Deponents at the Verma Commission provided a number of cases in Kashmir where the courts had prima facie indicted army personnel, but the central government refused to give permission to prosecute. The Upendra Commission clearly found that Thangjam Manorama was raped and murdered by personnel of the Assam Rifles in Manipur, but not one person has been punished. In Chhattisgarh, young bravehearts who filed rape cases against special police forces with great difficulty  — resulting in arrest warrants against the accused  — are being coerced to take their statements back. But then, I forgot, Kashmiris, Manipuris, the adivasis of central India — are not ‘us’, they are not ‘Indian’.
When asked why the AFSPA is needed to protect armed personnel — since rape can never be done in the line of duty — high-ranking officers come on television to say that 99% of the charges against the army are false, and the women are put up to it by Maoists and militants. So shall we assume then, that the women of the North-east, of Kashmir and adivasi India are congenital liars? Or that the law is designed to ensure they are fair game, a welcome pastime in the ‘course of duty’? Or perhaps, more simply, these women are not ‘Indians’.

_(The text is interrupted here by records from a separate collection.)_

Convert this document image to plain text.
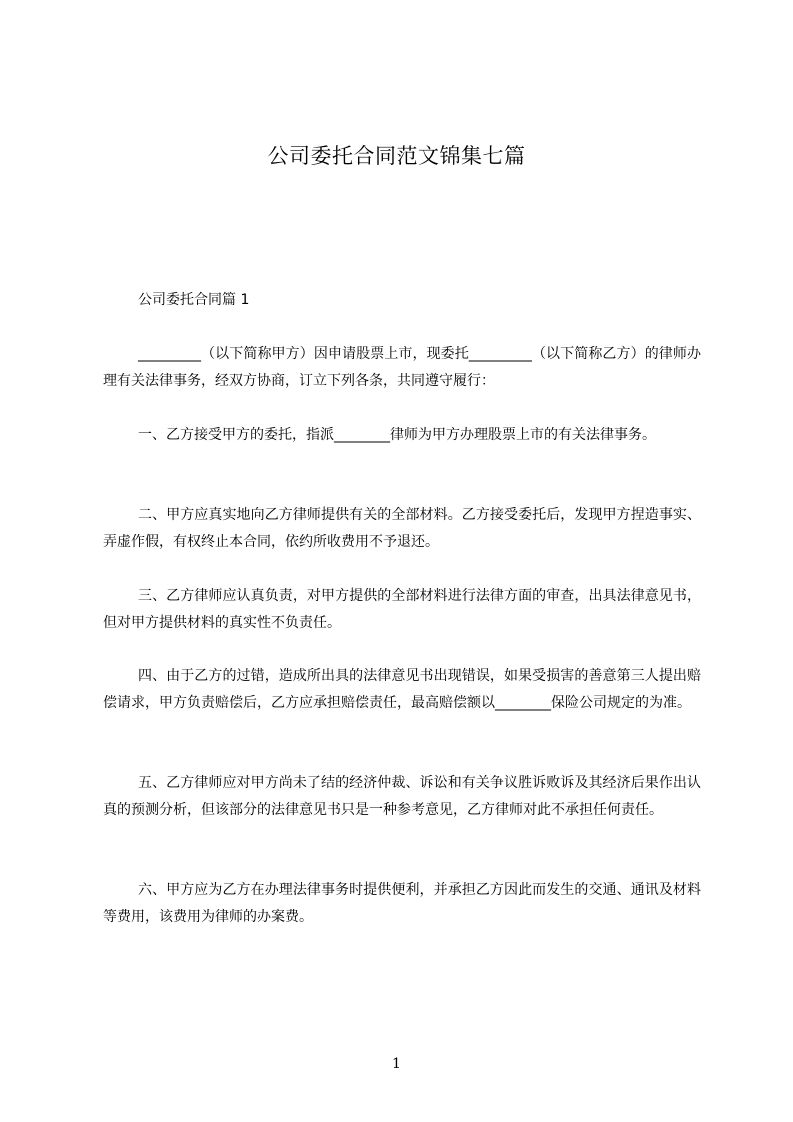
公司委托合同范文锦集七篇
公司委托合同篇 1

_________（以下简称甲方）因申请股票上市，现委托_________（以下简称乙方）的律师办理有关法律事务，经双方协商，订立下列各条，共同遵守履行：

一、乙方接受甲方的委托，指派________律师为甲方办理股票上市的有关法律事务。

二、甲方应真实地向乙方律师提供有关的全部材料。乙方接受委托后，发现甲方捏造事实、弄虚作假，有权终止本合同，依约所收费用不予退还。

三、乙方律师应认真负责，对甲方提供的全部材料进行法律方面的审查，出具法律意见书，但对甲方提供材料的真实性不负责任。

四、由于乙方的过错，造成所出具的法律意见书出现错误，如果受损害的善意第三人提出赔偿请求，甲方负责赔偿后，乙方应承担赔偿责任，最高赔偿额以________保险公司规定的为准。

五、乙方律师应对甲方尚未了结的经济仲裁、诉讼和有关争议胜诉败诉及其经济后果作出认真的预测分析，但该部分的法律意见书只是一种参考意见，乙方律师对此不承担任何责任。

六、甲方应为乙方在办理法律事务时提供便利，并承担乙方因此而发生的交通、通讯及材料等费用，该费用为律师的办案费。

1
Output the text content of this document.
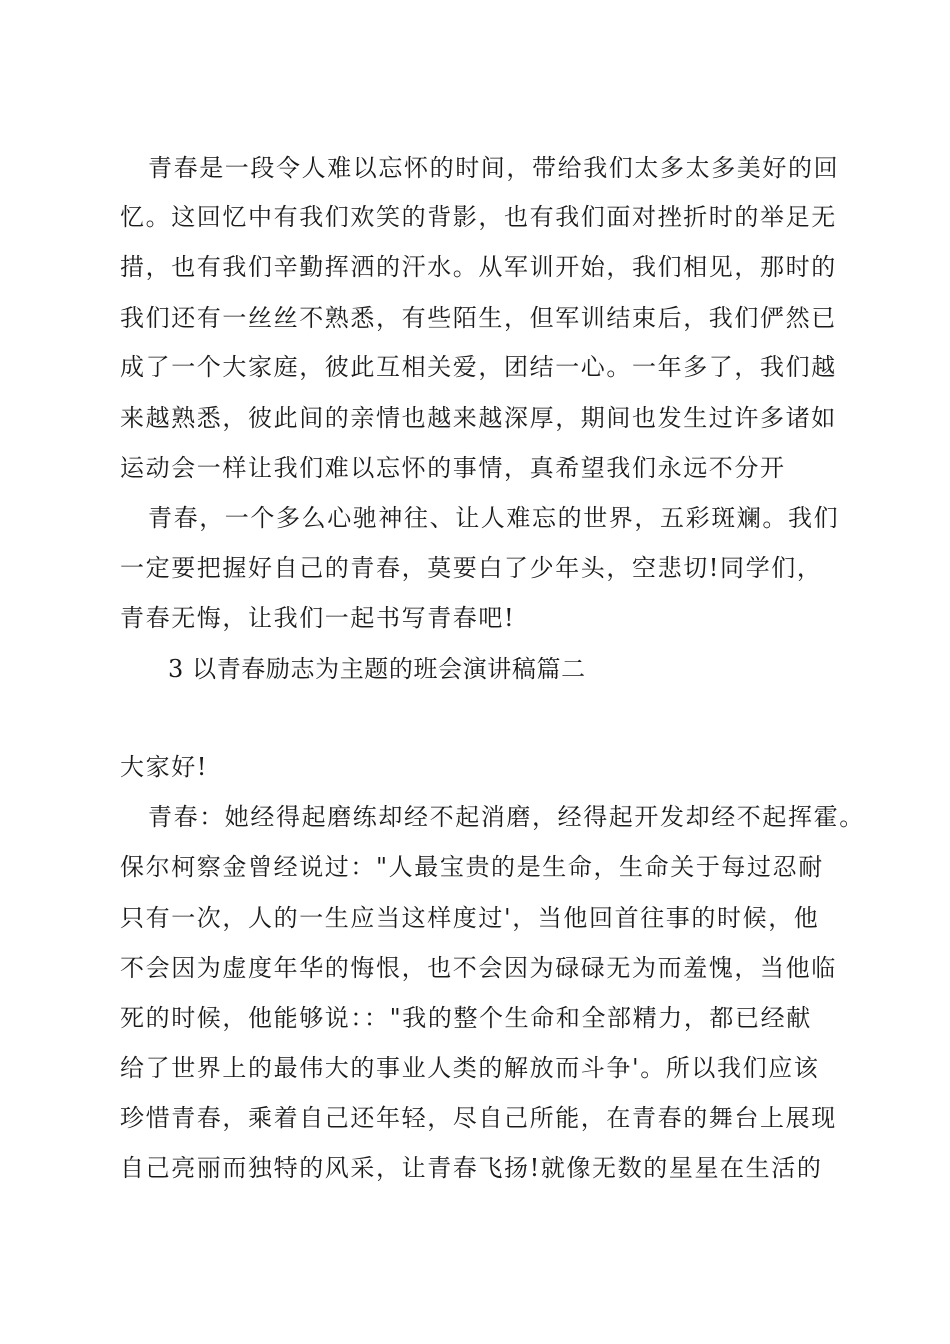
青春是一段令人难以忘怀的时间，带给我们太多太多美好的回
忆。这回忆中有我们欢笑的背影，也有我们面对挫折时的举足无
措，也有我们辛勤挥洒的汗水。从军训开始，我们相见，那时的
我们还有一丝丝不熟悉，有些陌生，但军训结束后，我们俨然已
成了一个大家庭，彼此互相关爱，团结一心。一年多了，我们越
来越熟悉，彼此间的亲情也越来越深厚，期间也发生过许多诸如
运动会一样让我们难以忘怀的事情，真希望我们永远不分开
青春，一个多么心驰神往、让人难忘的世界，五彩斑斓。我们
一定要把握好自己的青春，莫要白了少年头，空悲切!同学们，
青春无悔，让我们一起书写青春吧!
3 以青春励志为主题的班会演讲稿篇二
大家好!
青春：她经得起磨练却经不起消磨，经得起开发却经不起挥霍。
保尔柯察金曾经说过："人最宝贵的是生命，生命关于每过忍耐
只有一次，人的一生应当这样度过'，当他回首往事的时候，他
不会因为虚度年华的悔恨，也不会因为碌碌无为而羞愧，当他临
死的时候，他能够说：："我的整个生命和全部精力，都已经献
给了世界上的最伟大的事业人类的解放而斗争'。所以我们应该
珍惜青春，乘着自己还年轻，尽自己所能，在青春的舞台上展现
自己亮丽而独特的风采，让青春飞扬!就像无数的星星在生活的
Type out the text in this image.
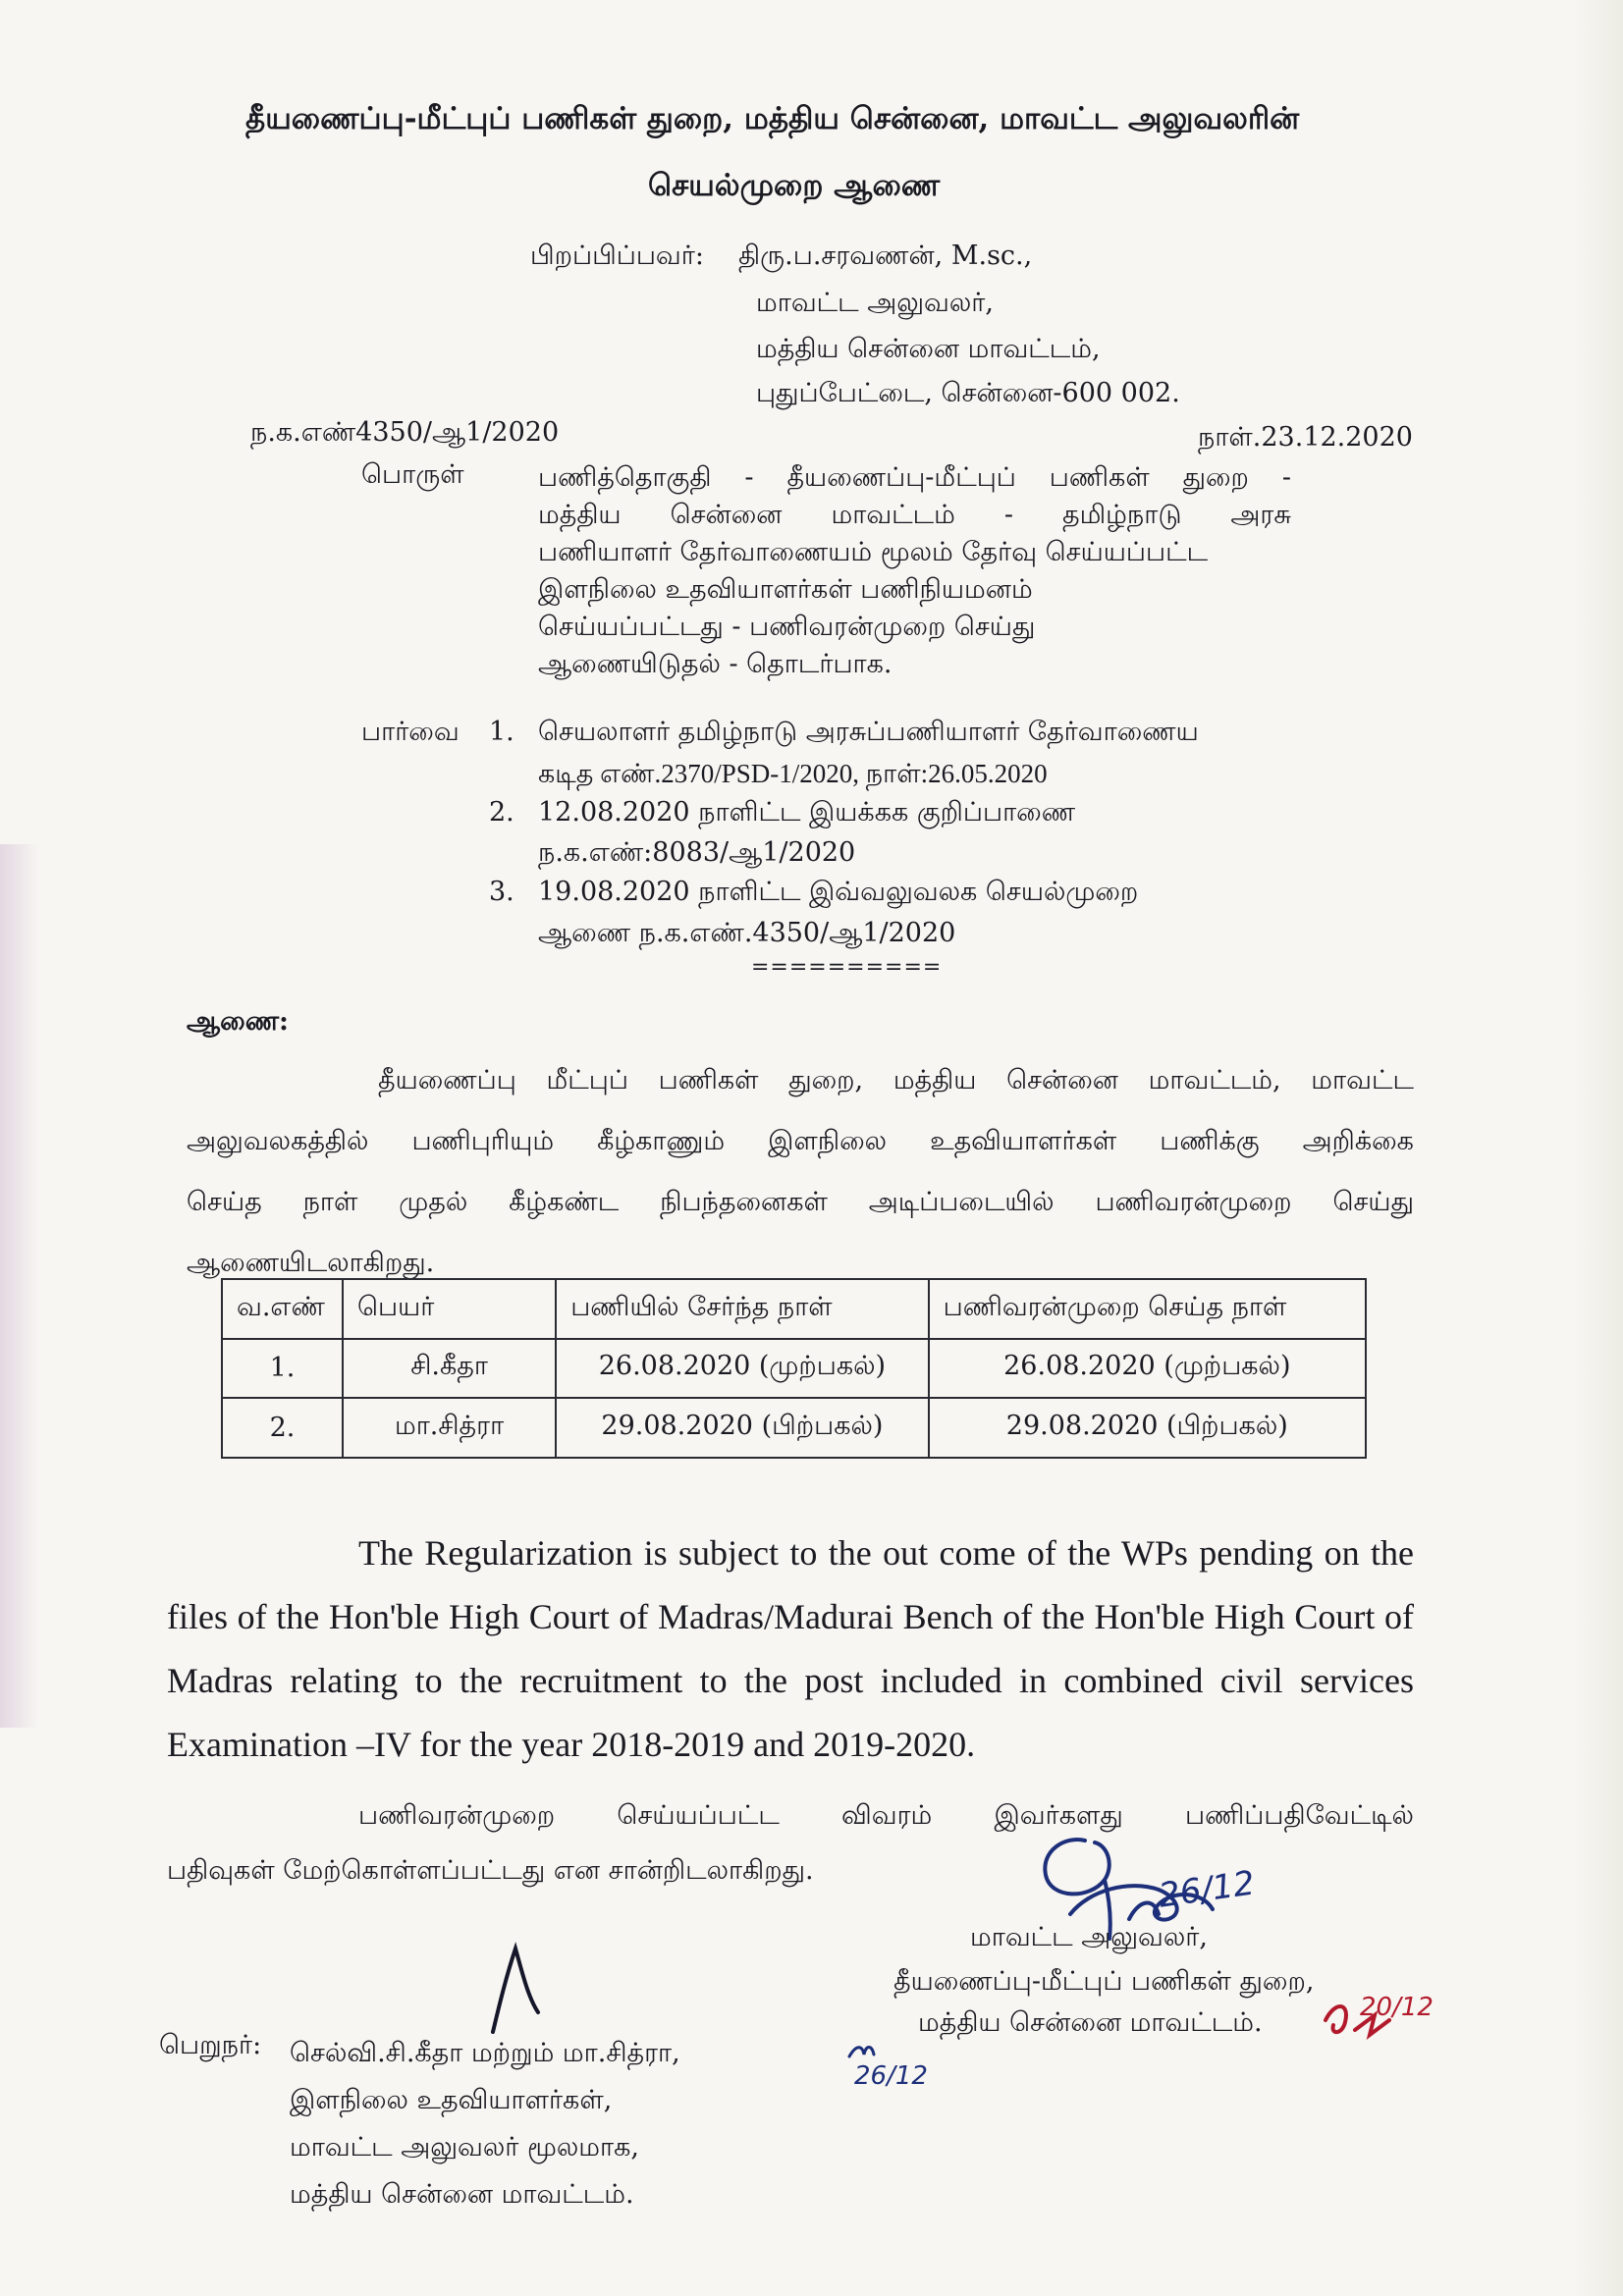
தீயணைப்பு-மீட்புப் பணிகள் துறை, மத்திய சென்னை, மாவட்ட அலுவலரின்
செயல்முறை ஆணை
பிறப்பிப்பவர்: திரு.ப.சரவணன், M.sc.,
மாவட்ட அலுவலர்,
மத்திய சென்னை மாவட்டம்,
புதுப்பேட்டை, சென்னை-600 002.
ந.க.எண்4350/ஆ1/2020	நாள்.23.12.2020
பொருள்	பணித்தொகுதி - தீயணைப்பு-மீட்புப் பணிகள் துறை -
மத்திய சென்னை மாவட்டம் - தமிழ்நாடு அரசு
பணியாளர் தேர்வாணையம் மூலம் தேர்வு செய்யப்பட்ட
இளநிலை உதவியாளர்கள் பணிநியமனம்
செய்யப்பட்டது - பணிவரன்முறை செய்து
ஆணையிடுதல் - தொடர்பாக.
பார்வை 1. செயலாளர் தமிழ்நாடு அரசுப்பணியாளர் தேர்வாணைய
கடித எண்.2370/PSD-1/2020, நாள்:26.05.2020
2. 12.08.2020 நாளிட்ட இயக்கக குறிப்பாணை
ந.க.எண்:8083/ஆ1/2020
3. 19.08.2020 நாளிட்ட இவ்வலுவலக செயல்முறை
ஆணை ந.க.எண்.4350/ஆ1/2020
==========
ஆணை:
தீயணைப்பு மீட்புப் பணிகள் துறை, மத்திய சென்னை மாவட்டம், மாவட்ட
அலுவலகத்தில் பணிபுரியும் கீழ்காணும் இளநிலை உதவியாளர்கள் பணிக்கு அறிக்கை
செய்த நாள் முதல் கீழ்கண்ட நிபந்தனைகள் அடிப்படையில் பணிவரன்முறை செய்து
ஆணையிடலாகிறது.
வ.எண்	பெயர்	பணியில் சேர்ந்த நாள்	பணிவரன்முறை செய்த நாள்
1.	சி.கீதா	26.08.2020 (முற்பகல்)	26.08.2020 (முற்பகல்)
2.	மா.சித்ரா	29.08.2020 (பிற்பகல்)	29.08.2020 (பிற்பகல்)
The Regularization is subject to the out come of the WPs pending on the files of the Hon'ble High Court of Madras/Madurai Bench of the Hon'ble High Court of Madras relating to the recruitment to the post included in combined civil services Examination –IV for the year 2018-2019 and 2019-2020.
பணிவரன்முறை செய்யப்பட்ட விவரம் இவர்களது பணிப்பதிவேட்டில்
பதிவுகள் மேற்கொள்ளப்பட்டது என சான்றிடலாகிறது.	26/12
மாவட்ட அலுவலர்,
தீயணைப்பு-மீட்புப் பணிகள் துறை,
மத்திய சென்னை மாவட்டம்.	20/12
26/12
பெறுநர்: செல்வி.சி.கீதா மற்றும் மா.சித்ரா,
இளநிலை உதவியாளர்கள்,
மாவட்ட அலுவலர் மூலமாக,
மத்திய சென்னை மாவட்டம்.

If to be Indian is to accept the death penalty, if to be Indian is to accept the unjust hanging of a tortured man born of a tortured and alienated people, if to be Indian is to accept the rapes of my sisters and the impunity of its officers, let me say in the words of the Turkish poet, Nazim Hikmet, “Yes, I am a traitor, if you are a patriot, if you are a defender of our homeland, I am a traitor to my homeland; I am a traitor to my country… if patriotism is the claws of your village lords, … if patriotism is the police club, if your allocations and your salaries are patriotism,… if patriotism is not escaping from our stinking black-minded ignorance, then I am a traitor.”